Undertaking the westward passage from Mobile, Alabama, toward Texas looked difficult and complex. To sort our way through the muddy waters of the Gulf Intracoastal Waterway, we sought the best guides available: Texas/Louisiana Coastal Cruising Guide – ‘97-’98, Quimby’s 2001 Cruising Guide and The Waterway Guide – 2002 Southern Edition. The focus here is on the merits of the Texas/Louisiana Coastal Cruising Guide. Despite its age, it’s useful for the detailed information and the general information the cruiser needs when he enters the most heavily used water corridor in the nation. Facilities for the pleasure boater are
meager. Tow encounters are daily and numerous. Industrial and commercial enterprises that support the offshore oil industry are at every street corner (river junction). On our 25-foot cruiser we were never so woven into the commercial traffic that we were in danger. Still, a primer on conduct while cruising these waters is essential and the first 25 pages this
cruising guide gives the reader essential information on encountering tows plus historic information on the development of the canal running from Mobile, Alabama, to Brownsville, Texas (Mexican border). We began this trip in Alabama, skirting the coastline of Mississippi and entering the waters of Louisiana at the Pearl River where we eagerly left the Big Bad Ocean (okay, it’s only a sound), and that’s where the Texas/Louisiana Coastal Cruising Guide begins. The flatlands of Louisiana are a labyrinth of manmade canals and natural bayous which provide offshore storage and provisioning stations and ports for the fishing industry. Given the fact that the land is a tableland of shallow brackish water with numerous cuts that ribbon the landscape, it’s incumbent for the cruiser to have this guide in hand, paper charts out and electronic charts on the computer to back it all up. This is an area where outdated charts could lead one astray, and an outdated cruising guide needs to be used with more current publications such as Quimby’s and Waterway Guide. The difficulty for the cruiser is digesting all of this information before the next day’s cruise, or when you’re underway. This makes for a good workday, keeping an eye on the water while reading the charts and the guidebooks. It takes two to crew, and that’s particularly true along the GIWW. What’s good about the Texas/Louisiana Cruising Guide ‘97-’98 are the drawings and maps that accompany each section. Seeing visually in large scale the area about to be cruised is helpful in making sense of the millions of words that delineate the detail. Without first seeing the area, the words fall into a barrel of alphabet soup that makes little sense. Also, when approaching ports such as Madisonville on the north shore of Lake Pontchartrain, for example, you can see at a glance the layout of the town, the city bulkheads with free overnight dockage, and the recommended restaurants – Friends of the Tchefuncte, Old River Brewhouse or Morton’s. The guide also includes side trips and was invaluable when we cruised to Avery Island and Delcambre. We appreciated the details and sketch when trying to find our take-out place, Bowtie Marina on Contraband Bayou off the Calcasieu River.

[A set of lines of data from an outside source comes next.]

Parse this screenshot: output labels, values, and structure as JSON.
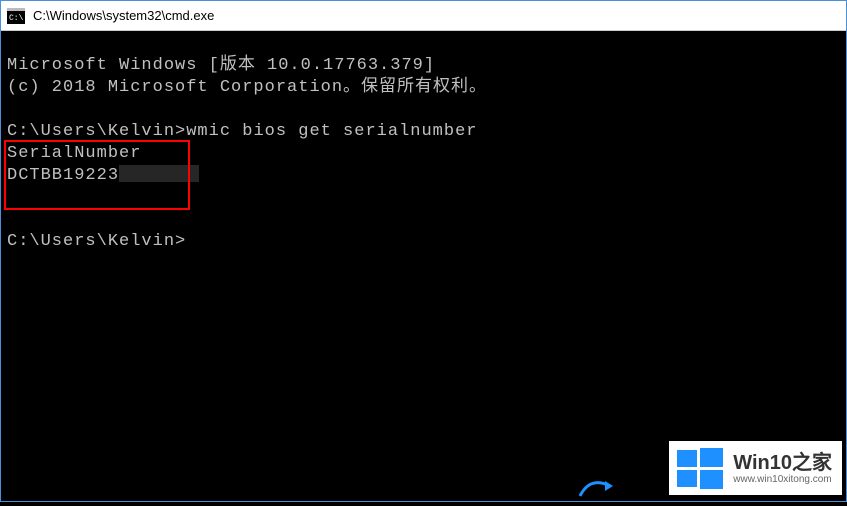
{
  "window": {
    "title": "C:\\Windows\\system32\\cmd.exe"
  },
  "terminal": {
    "banner_line1": "Microsoft Windows [版本 10.0.17763.379]",
    "banner_line2": "(c) 2018 Microsoft Corporation。保留所有权利。",
    "prompt1_path": "C:\\Users\\Kelvin>",
    "command1": "wmic bios get serialnumber",
    "output_header": "SerialNumber",
    "output_value_visible": "DCTBB19223",
    "prompt2_path": "C:\\Users\\Kelvin>"
  },
  "watermark": {
    "main": "Win10之家",
    "sub": "www.win10xitong.com"
  }
}
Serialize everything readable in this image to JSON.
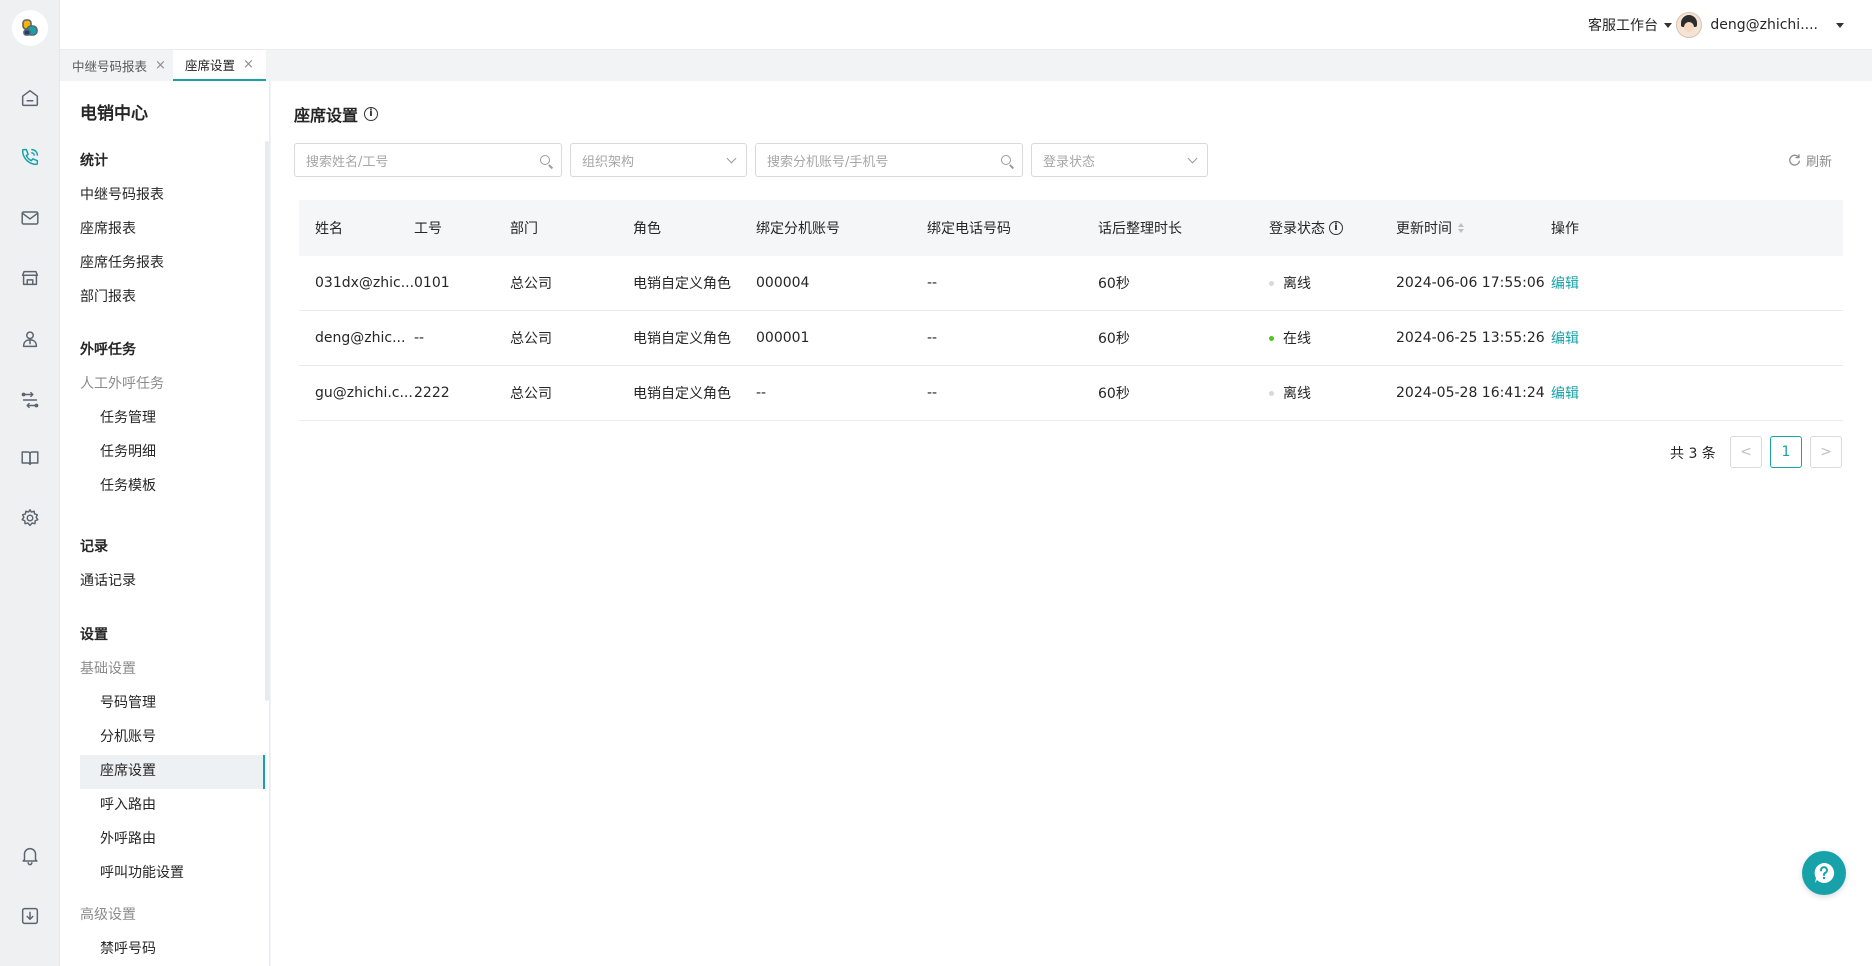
{
  "header": {
    "workbench_label": "客服工作台",
    "user_name": "deng@zhichi...."
  },
  "tabs": [
    {
      "label": "中继号码报表",
      "close": "×"
    },
    {
      "label": "座席设置",
      "close": "×"
    }
  ],
  "sidebar": {
    "title": "电销中心",
    "items": [
      {
        "label": "统计"
      },
      {
        "label": "中继号码报表"
      },
      {
        "label": "座席报表"
      },
      {
        "label": "座席任务报表"
      },
      {
        "label": "部门报表"
      },
      {
        "label": "外呼任务"
      },
      {
        "label": "人工外呼任务"
      },
      {
        "label": "任务管理"
      },
      {
        "label": "任务明细"
      },
      {
        "label": "任务模板"
      },
      {
        "label": "记录"
      },
      {
        "label": "通话记录"
      },
      {
        "label": "设置"
      },
      {
        "label": "基础设置"
      },
      {
        "label": "号码管理"
      },
      {
        "label": "分机账号"
      },
      {
        "label": "座席设置"
      },
      {
        "label": "呼入路由"
      },
      {
        "label": "外呼路由"
      },
      {
        "label": "呼叫功能设置"
      },
      {
        "label": "高级设置"
      },
      {
        "label": "禁呼号码"
      }
    ]
  },
  "page": {
    "title": "座席设置",
    "filters": {
      "name_placeholder": "搜索姓名/工号",
      "org_placeholder": "组织架构",
      "ext_placeholder": "搜索分机账号/手机号",
      "status_placeholder": "登录状态"
    },
    "refresh_label": "刷新"
  },
  "table": {
    "columns": [
      "姓名",
      "工号",
      "部门",
      "角色",
      "绑定分机账号",
      "绑定电话号码",
      "话后整理时长",
      "登录状态",
      "更新时间",
      "操作"
    ],
    "rows": [
      {
        "name": "031dx@zhic...",
        "id": "0101",
        "dept": "总公司",
        "role": "电销自定义角色",
        "ext": "000004",
        "phone": "--",
        "wrap": "60秒",
        "status": "离线",
        "status_color": "#d9d9d9",
        "updated": "2024-06-06 17:55:06",
        "action": "编辑"
      },
      {
        "name": "deng@zhic...",
        "id": "--",
        "dept": "总公司",
        "role": "电销自定义角色",
        "ext": "000001",
        "phone": "--",
        "wrap": "60秒",
        "status": "在线",
        "status_color": "#52c41a",
        "updated": "2024-06-25 13:55:26",
        "action": "编辑"
      },
      {
        "name": "gu@zhichi.c...",
        "id": "2222",
        "dept": "总公司",
        "role": "电销自定义角色",
        "ext": "--",
        "phone": "--",
        "wrap": "60秒",
        "status": "离线",
        "status_color": "#d9d9d9",
        "updated": "2024-05-28 16:41:24",
        "action": "编辑"
      }
    ]
  },
  "pagination": {
    "total_label": "共 3 条",
    "prev": "<",
    "current": "1",
    "next": ">"
  },
  "colors": {
    "accent": "#17a2a9",
    "online": "#52c41a",
    "offline": "#d9d9d9"
  }
}
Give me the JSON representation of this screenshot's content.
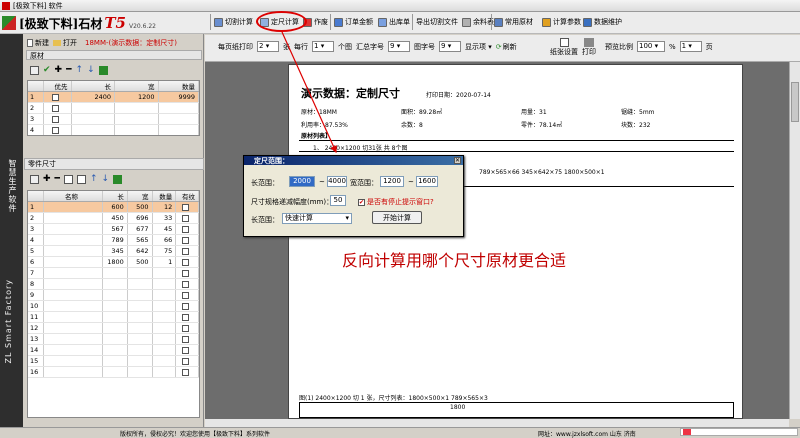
{
  "window": {
    "title": "[极致下料] 软件"
  },
  "logo": {
    "name": "[极致下料]石材",
    "product": "T5",
    "version": "V20.6.22"
  },
  "toolbar": [
    {
      "label": "切割计算",
      "icon": "cut-icon"
    },
    {
      "label": "定尺计算",
      "icon": "calc-icon"
    },
    {
      "label": "作废",
      "icon": "void-icon"
    },
    {
      "label": "订单金额",
      "icon": "money-icon"
    },
    {
      "label": "出库单",
      "icon": "outbound-icon"
    },
    {
      "label": "导出切割文件",
      "icon": "export-icon"
    },
    {
      "label": "余料表",
      "icon": "remnant-icon"
    },
    {
      "label": "常用原材",
      "icon": "material-icon"
    },
    {
      "label": "计算参数",
      "icon": "params-icon"
    },
    {
      "label": "数据维护",
      "icon": "database-icon"
    }
  ],
  "left": {
    "new_label": "新建",
    "open_label": "打开",
    "doc_title": "18MM-(演示数据：定制尺寸)",
    "raw_section": "原材",
    "raw_headers": [
      "",
      "优先",
      "长",
      "宽",
      "数量"
    ],
    "raw_rows": [
      {
        "no": "1",
        "len": "2400",
        "wid": "1200",
        "qty": "9999"
      },
      {
        "no": "2",
        "len": "",
        "wid": "",
        "qty": ""
      },
      {
        "no": "3",
        "len": "",
        "wid": "",
        "qty": ""
      },
      {
        "no": "4",
        "len": "",
        "wid": "",
        "qty": ""
      }
    ],
    "parts_section": "零件尺寸",
    "parts_headers": [
      "",
      "名称",
      "长",
      "宽",
      "数量",
      "有纹"
    ],
    "parts_rows": [
      {
        "no": "1",
        "len": "600",
        "wid": "500",
        "qty": "12"
      },
      {
        "no": "2",
        "len": "450",
        "wid": "696",
        "qty": "33"
      },
      {
        "no": "3",
        "len": "567",
        "wid": "677",
        "qty": "45"
      },
      {
        "no": "4",
        "len": "789",
        "wid": "565",
        "qty": "66"
      },
      {
        "no": "5",
        "len": "345",
        "wid": "642",
        "qty": "75"
      },
      {
        "no": "6",
        "len": "1800",
        "wid": "500",
        "qty": "1"
      },
      {
        "no": "7",
        "len": "",
        "wid": "",
        "qty": ""
      },
      {
        "no": "8",
        "len": "",
        "wid": "",
        "qty": ""
      },
      {
        "no": "9",
        "len": "",
        "wid": "",
        "qty": ""
      },
      {
        "no": "10",
        "len": "",
        "wid": "",
        "qty": ""
      },
      {
        "no": "11",
        "len": "",
        "wid": "",
        "qty": ""
      },
      {
        "no": "12",
        "len": "",
        "wid": "",
        "qty": ""
      },
      {
        "no": "13",
        "len": "",
        "wid": "",
        "qty": ""
      },
      {
        "no": "14",
        "len": "",
        "wid": "",
        "qty": ""
      },
      {
        "no": "15",
        "len": "",
        "wid": "",
        "qty": ""
      },
      {
        "no": "16",
        "len": "",
        "wid": "",
        "qty": ""
      }
    ]
  },
  "sidebar": {
    "text1": "智慧生产软件",
    "text2": "ZL Smart Factory"
  },
  "options": {
    "per_page_label": "每页纸打印",
    "per_page": "2",
    "per_page_unit": "张",
    "per_row_label": "每行",
    "per_row": "1",
    "per_row_unit": "个图",
    "summary_font_label": "汇总字号",
    "summary_font": "9",
    "graph_font_label": "图字号",
    "graph_font": "9",
    "display_label": "显示项",
    "refresh_label": "刷新",
    "paper_label": "纸张设置",
    "print_label": "打印",
    "zoom_label": "预览比例",
    "zoom": "100",
    "zoom_pct": "%",
    "page": "1",
    "page_unit": "页"
  },
  "preview": {
    "title": "演示数据：定制尺寸",
    "print_date": "打印日期：2020-07-14",
    "material": "原材：18MM",
    "area": "面积：89.28㎡",
    "usage": "用量：31",
    "kerf": "锯缝：5mm",
    "utilization": "利用率：87.53%",
    "remnant_count": "余数：8",
    "parts_area": "零件：78.14㎡",
    "cuts": "块数：232",
    "list_header": "原材列表】",
    "list_line": "1、 2400×1200    切31张      共 8个图",
    "size_line": "789×565×66      345×642×75      1800×500×1",
    "footer": "图(1) 2400×1200 切 1 张，尺寸列表：1800×500×1 789×565×3",
    "ruler": "1800"
  },
  "dialog": {
    "title": "定尺范围：",
    "len_label": "长范围：",
    "len_from": "2000",
    "len_to": "4000",
    "wid_label": "宽范围：",
    "wid_from": "1200",
    "wid_to": "1600",
    "step_label": "尺寸规格递减幅度(mm)：",
    "step": "50",
    "stop_label": "是否有停止提示窗口?",
    "range_label": "长范围：",
    "range_value": "快速计算",
    "start_label": "开始计算",
    "tilde": "~"
  },
  "annotation": "反向计算用哪个尺寸原材更合适",
  "status": {
    "left": "版权所有，侵权必究！欢迎您使用【极致下料】系列软件",
    "right": "网址：www.jzxlsoft.com 山东 济南"
  },
  "colors": {
    "accent": "#c00000",
    "selected_row": "#f6c9a0"
  }
}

Interspersed throughout the book are italicized personal encounters at favorite anchorages or experiences along the waterway. Anchorages are highlighted with an anchor symbol and marinas are noted with a burgee in the margins. You can’t leave on a cruise of the Gulf
Intracoastal Waterway without a good guide, and the Texas-Louisiana Coastal Cruising
Guide is as good as any and better than most. If it doesn’t get updated soon, however, you may need to rely on more recent publications. The rapidly changing face of the land and the waters of Louisiana and Texas call for vigilance, current electronic charts and a keen sense of
where you’re going. Louisiana has more unexplored waterways than probably any other
state and the adventurous cruiser will certainly find new cruising grounds to come back to in
the future. In the back of the book is an Appendix listing all the charts needed for the GIWW, the Louisiana rivers, bayous, canals, bays and near shore, Louisiana supplemental charts for side trips, offshore and coastal navigation charts and Texas supplemental charts for side trips. Also included are recipes for Lynda’s Easy Crab Dip, Kyle’s Ceviche, Mother’s Potato Salad and more goodies. I’m going to try deSha’s Red Beans and Rice and see if I can make it as good as they do it at the Gumbo Shop in New Orleans.